[Cryptography] NIST Workshop on Elliptic Curve Cryptography Standards

Tom Mitchell mitch at niftyegg.com
Mon May 18 14:17:07 EDT 2015


On Sun, May 17, 2015 at 6:37 PM, Ryan Carboni <ryacko at gmail.com> wrote:

> >Is this world about hardware talking to hardware?  If so, why should the
> >software world care?
> >
>
.....

> >
>
.....

>
> Well, I see three worlds. I see the microcontroller software world (it
> seems unavoidable that people are going to be wearing $10 CPUs with the
> computational capacity of an eleven year old desktop and the security of
> Windows XP), the microcontroller hardware world, and the multi-hundred
> dollar CPU world.
>

We are there -- a cost breakdown of the Apple Watch makes that clear.
Raspberry Pi, and now the $9 Chip make this obvious in spades.

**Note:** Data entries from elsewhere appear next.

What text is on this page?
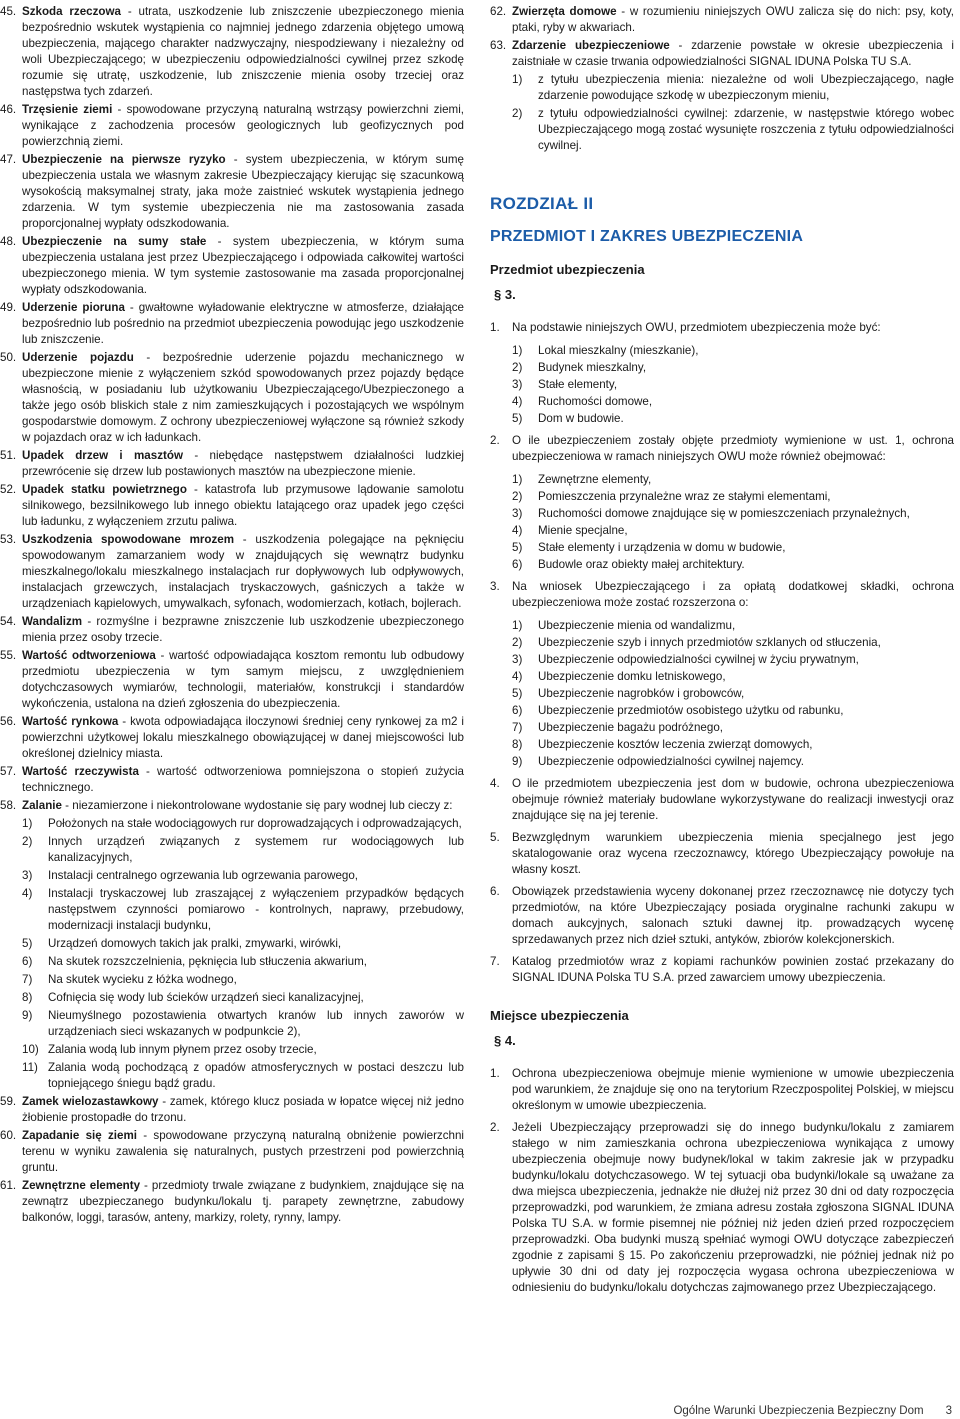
45. Szkoda rzeczowa - utrata, uszkodzenie lub zniszczenie ubezpieczonego mienia bezpośrednio wskutek wystąpienia co najmniej jednego zdarzenia objętego umową ubezpieczenia, mającego charakter nadzwyczajny, niespodziewany i niezależny od woli Ubezpieczającego; w ubezpieczeniu odpowiedzialności cywilnej przez szkodę rozumie się utratę, uszkodzenie, lub zniszczenie mienia osoby trzeciej oraz następstwa tych zdarzeń.
46. Trzęsienie ziemi - spowodowane przyczyną naturalną wstrząsy powierzchni ziemi, wynikające z zachodzenia procesów geologicznych lub geofizycznych pod powierzchnią ziemi.
47. Ubezpieczenie na pierwsze ryzyko - system ubezpieczenia, w którym sumę ubezpieczenia ustala we własnym zakresie Ubezpieczający kierując się szacunkową wysokością maksymalnej straty, jaka może zaistnieć wskutek wystąpienia jednego zdarzenia. W tym systemie ubezpieczenia nie ma zastosowania zasada proporcjonalnej wypłaty odszkodowania.
48. Ubezpieczenie na sumy stałe - system ubezpieczenia, w którym suma ubezpieczenia ustalana jest przez Ubezpieczającego i odpowiada całkowitej wartości ubezpieczonego mienia. W tym systemie zastosowanie ma zasada proporcjonalnej wypłaty odszkodowania.
49. Uderzenie pioruna - gwałtowne wyładowanie elektryczne w atmosferze, działające bezpośrednio lub pośrednio na przedmiot ubezpieczenia powodując jego uszkodzenie lub zniszczenie.
50. Uderzenie pojazdu - bezpośrednie uderzenie pojazdu mechanicznego w ubezpieczone mienie z wyłączeniem szkód spowodowanych przez pojazdy będące własnością, w posiadaniu lub użytkowaniu Ubezpieczającego/Ubezpieczonego a także jego osób bliskich stale z nim zamieszkujących i pozostających we wspólnym gospodarstwie domowym. Z ochrony ubezpieczeniowej wyłączone są również szkody w pojazdach oraz w ich ładunkach.
51. Upadek drzew i masztów - niebędące następstwem działalności ludzkiej przewrócenie się drzew lub postawionych masztów na ubezpieczone mienie.
52. Upadek statku powietrznego - katastrofa lub przymusowe lądowanie samolotu silnikowego, bezsilnikowego lub innego obiektu latającego oraz upadek jego części lub ładunku, z wyłączeniem zrzutu paliwa.
53. Uszkodzenia spowodowane mrozem - uszkodzenia polegające na pęknięciu spowodowanym zamarzaniem wody w znajdujących się wewnątrz budynku mieszkalnego/lokalu mieszkalnego instalacjach rur dopływowych lub odpływowych, instalacjach grzewczych, instalacjach tryskaczowych, gaśniczych a także w urządzeniach kąpielowych, umywalkach, syfonach, wodomierzach, kotłach, bojlerach.
54. Wandalizm - rozmyślne i bezprawne zniszczenie lub uszkodzenie ubezpieczonego mienia przez osoby trzecie.
55. Wartość odtworzeniowa - wartość odpowiadająca kosztom remontu lub odbudowy przedmiotu ubezpieczenia w tym samym miejscu, z uwzględnieniem dotychczasowych wymiarów, technologii, materiałów, konstrukcji i standardów wykończenia, ustalona na dzień zgłoszenia do ubezpieczenia.
56. Wartość rynkowa - kwota odpowiadająca iloczynowi średniej ceny rynkowej za m2 i powierzchni użytkowej lokalu mieszkalnego obowiązującej w danej miejscowości lub określonej dzielnicy miasta.
57. Wartość rzeczywista - wartość odtworzeniowa pomniejszona o stopień zużycia technicznego.
58. Zalanie - niezamierzone i niekontrolowane wydostanie się pary wodnej lub cieczy z:
1) Położonych na stałe wodociągowych rur doprowadzających i odprowadzających,
2) Innych urządzeń związanych z systemem rur wodociągowych lub kanalizacyjnych,
3) Instalacji centralnego ogrzewania lub ogrzewania parowego,
4) Instalacji tryskaczowej lub zraszającej z wyłączeniem przypadków będących następstwem czynności pomiarowo - kontrolnych, naprawy, przebudowy, modernizacji instalacji budynku,
5) Urządzeń domowych takich jak pralki, zmywarki, wirówki,
6) Na skutek rozszczelnienia, pęknięcia lub stłuczenia akwarium,
7) Na skutek wycieku z łóżka wodnego,
8) Cofnięcia się wody lub ścieków urządzeń sieci kanalizacyjnej,
9) Nieumyślnego pozostawienia otwartych kranów lub innych zaworów w urządzeniach sieci wskazanych w podpunkcie 2),
10) Zalania wodą lub innym płynem przez osoby trzecie,
11) Zalania wodą pochodzącą z opadów atmosferycznych w postaci deszczu lub topniejącego śniegu bądź gradu.
59. Zamek wielozastawkowy - zamek, którego klucz posiada w łopatce więcej niż jedno żłobienie prostopadłe do trzonu.
60. Zapadanie się ziemi - spowodowane przyczyną naturalną obniżenie powierzchni terenu w wyniku zawalenia się naturalnych, pustych przestrzeni pod powierzchnią gruntu.
61. Zewnętrzne elementy - przedmioty trwale związane z budynkiem, znajdujące się na zewnątrz ubezpieczanego budynku/lokalu tj. parapety zewnętrzne, zabudowy balkonów, loggi, tarasów, anteny, markizy, rolety, rynny, lampy.
62. Zwierzęta domowe - w rozumieniu niniejszych OWU zalicza się do nich: psy, koty, ptaki, ryby w akwariach.
63. Zdarzenie ubezpieczeniowe - zdarzenie powstałe w okresie ubezpieczenia i zaistniałe w czasie trwania odpowiedzialności SIGNAL IDUNA Polska TU S.A.
1) z tytułu ubezpieczenia mienia: niezależne od woli Ubezpieczającego, nagłe zdarzenie powodujące szkodę w ubezpieczonym mieniu,
2) z tytułu odpowiedzialności cywilnej: zdarzenie, w następstwie którego wobec Ubezpieczającego mogą zostać wysunięte roszczenia z tytułu odpowiedzialności cywilnej.
ROZDZIAŁ II
PRZEDMIOT I ZAKRES UBEZPIECZENIA
Przedmiot ubezpieczenia
§ 3.
1. Na podstawie niniejszych OWU, przedmiotem ubezpieczenia może być:
1) Lokal mieszkalny (mieszkanie),
2) Budynek mieszkalny,
3) Stałe elementy,
4) Ruchomości domowe,
5) Dom w budowie.
2. O ile ubezpieczeniem zostały objęte przedmioty wymienione w ust. 1, ochrona ubezpieczeniowa w ramach niniejszych OWU może również obejmować:
1) Zewnętrzne elementy,
2) Pomieszczenia przynależne wraz ze stałymi elementami,
3) Ruchomości domowe znajdujące się w pomieszczeniach przynależnych,
4) Mienie specjalne,
5) Stałe elementy i urządzenia w domu w budowie,
6) Budowle oraz obiekty małej architektury.
3. Na wniosek Ubezpieczającego i za opłatą dodatkowej składki, ochrona ubezpieczeniowa może zostać rozszerzona o:
1) Ubezpieczenie mienia od wandalizmu,
2) Ubezpieczenie szyb i innych przedmiotów szklanych od stłuczenia,
3) Ubezpieczenie odpowiedzialności cywilnej w życiu prywatnym,
4) Ubezpieczenie domku letniskowego,
5) Ubezpieczenie nagrobków i grobowców,
6) Ubezpieczenie przedmiotów osobistego użytku od rabunku,
7) Ubezpieczenie bagażu podróżnego,
8) Ubezpieczenie kosztów leczenia zwierząt domowych,
9) Ubezpieczenie odpowiedzialności cywilnej najemcy.
4. O ile przedmiotem ubezpieczenia jest dom w budowie, ochrona ubezpieczeniowa obejmuje również materiały budowlane wykorzystywane do realizacji inwestycji oraz znajdujące się na jej terenie.
5. Bezwzględnym warunkiem ubezpieczenia mienia specjalnego jest jego skatalogowanie oraz wycena rzeczoznawcy, którego Ubezpieczający powołuje na własny koszt.
6. Obowiązek przedstawienia wyceny dokonanej przez rzeczoznawcę nie dotyczy tych przedmiotów, na które Ubezpieczający posiada oryginalne rachunki zakupu w domach aukcyjnych, salonach sztuki dawnej itp. prowadzących wycenę sprzedawanych przez nich dzieł sztuki, antyków, zbiorów kolekcjonerskich.
7. Katalog przedmiotów wraz z kopiami rachunków powinien zostać przekazany do SIGNAL IDUNA Polska TU S.A. przed zawarciem umowy ubezpieczenia.
Miejsce ubezpieczenia
§ 4.
1. Ochrona ubezpieczeniowa obejmuje mienie wymienione w umowie ubezpieczenia pod warunkiem, że znajduje się ono na terytorium Rzeczpospolitej Polskiej, w miejscu określonym w umowie ubezpieczenia.
2. Jeżeli Ubezpieczający przeprowadzi się do innego budynku/lokalu z zamiarem stałego w nim zamieszkania ochrona ubezpieczeniowa wynikająca z umowy ubezpieczenia obejmuje nowy budynek/lokal w takim zakresie jak w przypadku budynku/lokalu dotychczasowego. W tej sytuacji oba budynki/lokale są uważane za dwa miejsca ubezpieczenia, jednakże nie dłużej niż przez 30 dni od daty rozpoczęcia przeprowadzki, pod warunkiem, że zmiana adresu została zgłoszona SIGNAL IDUNA Polska TU S.A. w formie pisemnej nie później niż jeden dzień przed rozpoczęciem przeprowadzki. Oba budynki muszą spełniać wymogi OWU dotyczące zabezpieczeń zgodnie z zapisami § 15. Po zakończeniu przeprowadzki, nie później jednak niż po upływie 30 dni od daty jej rozpoczęcia wygasa ochrona ubezpieczeniowa w odniesieniu do budynku/lokalu dotychczas zajmowanego przez Ubezpieczającego.
Ogólne Warunki Ubezpieczenia Bezpieczny Dom 3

https://www.kickstarter.com/projects/1598272670/chip-the-worlds-first-9-computer

We are naive to think of hardware talking to hardware as a special case.
There are no special cases in the context of security.

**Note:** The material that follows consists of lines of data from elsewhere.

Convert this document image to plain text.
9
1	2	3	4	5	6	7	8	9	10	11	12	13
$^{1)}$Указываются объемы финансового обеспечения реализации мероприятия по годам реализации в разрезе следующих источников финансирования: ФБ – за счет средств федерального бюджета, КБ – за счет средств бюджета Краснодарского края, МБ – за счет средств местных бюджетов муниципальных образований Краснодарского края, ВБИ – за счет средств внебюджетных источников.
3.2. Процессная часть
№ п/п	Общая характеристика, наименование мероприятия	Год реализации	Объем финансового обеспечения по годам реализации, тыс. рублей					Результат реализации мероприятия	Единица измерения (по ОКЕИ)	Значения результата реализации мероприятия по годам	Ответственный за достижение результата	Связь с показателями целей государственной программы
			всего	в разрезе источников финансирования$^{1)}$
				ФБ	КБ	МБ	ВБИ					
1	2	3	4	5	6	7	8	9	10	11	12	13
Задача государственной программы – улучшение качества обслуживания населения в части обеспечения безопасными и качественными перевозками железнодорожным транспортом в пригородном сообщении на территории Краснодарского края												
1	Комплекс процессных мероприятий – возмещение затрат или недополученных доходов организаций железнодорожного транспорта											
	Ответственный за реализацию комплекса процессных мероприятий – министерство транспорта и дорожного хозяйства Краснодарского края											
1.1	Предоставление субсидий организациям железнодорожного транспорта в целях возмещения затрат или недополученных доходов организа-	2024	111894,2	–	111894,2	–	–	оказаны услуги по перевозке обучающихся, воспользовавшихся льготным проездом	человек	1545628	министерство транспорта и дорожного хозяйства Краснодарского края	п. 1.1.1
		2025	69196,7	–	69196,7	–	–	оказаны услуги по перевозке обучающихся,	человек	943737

All of these machines communicate over the same links that everything else
uses.
This means that the smallest are in need of isolation and protection
as rich and strong as the largest systems.  As vectors to invade a network
they very much complicate things.

This machine to machine only mindset was the fundamental flaw
that Stuxnet was able to leverage.  Much the same is true in the notion
of storage -- fibre-channel was machine to machine and now
is gatewayed over the internet via FCoE (Fibre Channel over Ethernet).

Nearfield, ZigBee, 802.11abcdefg....xyz, infiniband, things are converging
for good
or bad because the complexity of alternatives keeps getting in the way.

IPv6 opens a cascade of new ...   and is likely the only way the internet
of things will
be able to communicate in a year or two.